Animals were then sacrificed and the colon analysed by histopathology. A semiquantitative score was adapted from the TJL score 26, replacing the score for hyperplasia by a score for oedema (1=mild, 2=moderate, 3=severe). LPS (Escherichia coli serotype 055:B5; Sigma-Aldrich) was injected i.p. (5 μg/kg body weight) in 200–300 μL sterile PBS. Animals (8–12 wk old) were sacrificed 6 h later and serum samples from cardiac blood were stored at −80°C until further processing. Cytokines and chemokines were quantified using a mouse cytokine twenty-plex kit (Invitrogen) Quizartinib solubility dmso on a Luminex 100® LiquiChip® Workstation (Qiagen) with Luminex 100® IS Software v2.3. Male mice (6–8 wk old) were orally

infected with 160–200 embryonated eggs of T. muris E-isolate. Mice were sacrificed at different time points and the worm burden was assessed by counting larvae that were present in their caecum. Statistical

analysis was performed with GraphPad Prism5 (GraphPad Software). This paper is dedicated to Jacques Chiller. M. C. P. was supported by the DFG through GRK 705II. N. F. was supported by a Marie Curie Early I-BET-762 molecular weight Stage Research Training Fellowship (MEST-CT-2004-504990). F. P. was supported by IMDEMI. The work was supported by the DFG, Sonderforschungsbereich 621, Project A2 and the European Union Grant MUGEN LSHG-CT-2005-005203. The authors thank M. Ebel, S. Keilholz-Gast, M. Baier, A. Samuels and A. Rinkel for technical assistance. Finally, the authors thank Kathryn Else for providing us with the T. muris infection model. Conflict of interest: The authors declare no financial or commercial conflict of interest. Detailed facts of importance to specialist readers are published Ureohydrolase as ”Supporting Information”. Such documents are peer-reviewed, but not copy-edited or typeset. They are made available as submitted by the authors. “
“The aim of this study was to estimate the

incidence of the disease and to analyze laboratory data of 23 newborns undergoing serologic testing for alloimmune neonatal neutropenia (ANN) during the 1998–2008 period in Croatia.
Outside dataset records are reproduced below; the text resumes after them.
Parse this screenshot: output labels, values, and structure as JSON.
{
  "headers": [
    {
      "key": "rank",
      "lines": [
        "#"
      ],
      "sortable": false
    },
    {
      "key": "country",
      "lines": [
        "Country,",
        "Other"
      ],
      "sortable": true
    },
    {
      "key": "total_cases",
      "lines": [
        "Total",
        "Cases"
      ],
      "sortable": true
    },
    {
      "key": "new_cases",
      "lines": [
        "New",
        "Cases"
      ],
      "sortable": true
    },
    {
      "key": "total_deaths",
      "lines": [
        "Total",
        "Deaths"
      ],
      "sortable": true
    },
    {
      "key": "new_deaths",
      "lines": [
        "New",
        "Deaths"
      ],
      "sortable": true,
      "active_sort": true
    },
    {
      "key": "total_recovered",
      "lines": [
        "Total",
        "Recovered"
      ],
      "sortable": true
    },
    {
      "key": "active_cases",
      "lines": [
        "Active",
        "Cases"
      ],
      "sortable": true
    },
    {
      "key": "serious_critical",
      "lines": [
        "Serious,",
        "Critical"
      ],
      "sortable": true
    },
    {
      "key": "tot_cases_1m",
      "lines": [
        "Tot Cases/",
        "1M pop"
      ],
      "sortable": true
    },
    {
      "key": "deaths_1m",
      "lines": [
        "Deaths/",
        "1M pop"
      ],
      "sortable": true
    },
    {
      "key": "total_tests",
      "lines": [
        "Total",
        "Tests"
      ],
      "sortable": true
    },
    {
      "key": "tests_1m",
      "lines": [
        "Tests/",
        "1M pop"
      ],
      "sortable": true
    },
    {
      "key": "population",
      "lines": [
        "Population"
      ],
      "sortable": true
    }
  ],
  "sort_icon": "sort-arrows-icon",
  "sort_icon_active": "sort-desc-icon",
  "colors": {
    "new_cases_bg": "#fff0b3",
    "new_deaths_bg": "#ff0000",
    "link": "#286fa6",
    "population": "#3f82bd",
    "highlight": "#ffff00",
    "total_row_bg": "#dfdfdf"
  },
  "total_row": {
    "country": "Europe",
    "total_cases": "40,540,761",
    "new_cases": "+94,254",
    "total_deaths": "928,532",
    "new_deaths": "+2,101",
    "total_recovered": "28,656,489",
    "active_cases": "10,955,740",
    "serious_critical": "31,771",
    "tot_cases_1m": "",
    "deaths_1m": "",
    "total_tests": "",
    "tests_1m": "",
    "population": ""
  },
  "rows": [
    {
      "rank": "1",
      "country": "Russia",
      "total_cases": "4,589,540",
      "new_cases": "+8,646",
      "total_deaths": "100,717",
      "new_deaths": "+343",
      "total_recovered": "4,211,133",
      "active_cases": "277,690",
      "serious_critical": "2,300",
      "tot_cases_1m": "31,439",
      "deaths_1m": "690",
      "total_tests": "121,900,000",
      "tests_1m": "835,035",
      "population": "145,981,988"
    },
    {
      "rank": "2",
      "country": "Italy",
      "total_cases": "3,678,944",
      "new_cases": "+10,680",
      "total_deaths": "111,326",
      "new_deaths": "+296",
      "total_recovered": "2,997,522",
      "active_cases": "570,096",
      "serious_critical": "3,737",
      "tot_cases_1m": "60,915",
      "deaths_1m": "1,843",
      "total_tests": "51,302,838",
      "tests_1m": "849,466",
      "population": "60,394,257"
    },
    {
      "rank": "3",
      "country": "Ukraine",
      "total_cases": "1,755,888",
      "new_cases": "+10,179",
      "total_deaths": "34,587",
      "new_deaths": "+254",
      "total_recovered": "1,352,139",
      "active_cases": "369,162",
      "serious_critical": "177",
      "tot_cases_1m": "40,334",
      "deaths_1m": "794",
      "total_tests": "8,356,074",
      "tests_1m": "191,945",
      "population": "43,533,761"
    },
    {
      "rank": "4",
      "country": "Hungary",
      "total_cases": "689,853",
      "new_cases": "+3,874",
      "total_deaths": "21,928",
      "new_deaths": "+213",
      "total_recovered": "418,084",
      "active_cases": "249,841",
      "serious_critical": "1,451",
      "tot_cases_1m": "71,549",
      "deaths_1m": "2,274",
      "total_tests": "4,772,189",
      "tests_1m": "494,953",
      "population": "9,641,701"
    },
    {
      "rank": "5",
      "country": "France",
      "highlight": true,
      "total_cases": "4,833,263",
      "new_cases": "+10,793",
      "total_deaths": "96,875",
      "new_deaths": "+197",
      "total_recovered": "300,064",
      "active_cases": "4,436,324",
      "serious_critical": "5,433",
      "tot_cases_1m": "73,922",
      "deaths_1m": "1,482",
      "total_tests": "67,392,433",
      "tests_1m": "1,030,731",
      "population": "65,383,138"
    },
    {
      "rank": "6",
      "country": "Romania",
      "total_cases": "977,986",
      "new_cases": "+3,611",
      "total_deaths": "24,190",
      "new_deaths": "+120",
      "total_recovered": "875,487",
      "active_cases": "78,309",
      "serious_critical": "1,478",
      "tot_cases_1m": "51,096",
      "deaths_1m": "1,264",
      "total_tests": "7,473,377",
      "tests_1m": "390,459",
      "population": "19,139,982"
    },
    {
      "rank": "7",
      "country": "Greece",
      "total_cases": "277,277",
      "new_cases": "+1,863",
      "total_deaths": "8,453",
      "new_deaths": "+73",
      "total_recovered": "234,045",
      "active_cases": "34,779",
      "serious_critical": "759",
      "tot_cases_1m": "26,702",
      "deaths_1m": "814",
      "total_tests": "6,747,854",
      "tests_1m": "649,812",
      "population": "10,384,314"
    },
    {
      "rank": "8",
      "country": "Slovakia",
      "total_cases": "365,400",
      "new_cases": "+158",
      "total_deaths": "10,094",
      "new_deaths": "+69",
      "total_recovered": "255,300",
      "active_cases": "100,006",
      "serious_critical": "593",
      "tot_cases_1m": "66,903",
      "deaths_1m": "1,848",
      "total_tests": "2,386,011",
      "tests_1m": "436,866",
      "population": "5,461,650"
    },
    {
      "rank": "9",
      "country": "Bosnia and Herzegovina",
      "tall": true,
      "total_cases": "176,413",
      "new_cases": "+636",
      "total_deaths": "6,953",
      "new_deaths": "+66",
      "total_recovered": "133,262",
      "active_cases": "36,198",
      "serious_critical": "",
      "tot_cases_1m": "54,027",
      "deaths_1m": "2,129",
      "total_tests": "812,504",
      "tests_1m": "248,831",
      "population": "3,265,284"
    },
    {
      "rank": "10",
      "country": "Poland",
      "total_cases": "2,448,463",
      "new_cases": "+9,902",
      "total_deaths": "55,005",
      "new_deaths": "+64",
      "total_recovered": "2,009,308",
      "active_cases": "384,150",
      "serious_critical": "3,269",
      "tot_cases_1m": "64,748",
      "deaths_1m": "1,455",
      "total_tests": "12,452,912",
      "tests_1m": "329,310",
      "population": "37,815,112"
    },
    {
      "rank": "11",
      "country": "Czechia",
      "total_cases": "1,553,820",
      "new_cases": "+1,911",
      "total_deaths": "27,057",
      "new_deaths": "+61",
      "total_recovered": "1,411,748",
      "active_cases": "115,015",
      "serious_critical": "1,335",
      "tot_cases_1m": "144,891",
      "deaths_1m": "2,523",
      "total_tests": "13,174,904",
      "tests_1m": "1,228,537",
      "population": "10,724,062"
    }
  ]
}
Laboratory data on 23 newborns undergoing serologic testing for ANN during the 1998–2008 period and epidemiologic data on the number of live births in Croatia were analyzed. Laboratory testing for ANN included serologic screening of maternal and neonatal sera and granulocytes (neutrophils) by immunofluorescence (IF) method. The monoclonal antibody immobilization of neutrophil antigens (MAINA) was employed to determine anti-HNA antibody specificity. Anti-HNA antibodies were detected in seven (54%) of 13 cases of serologically positive ANN. Only anti-HLA class I antibodies were demonstrated in four (31%) of 13 cases In the 2007–2008 period of prospective data collection, the number of serologically verified ANN cases was one case per 17,323 live births.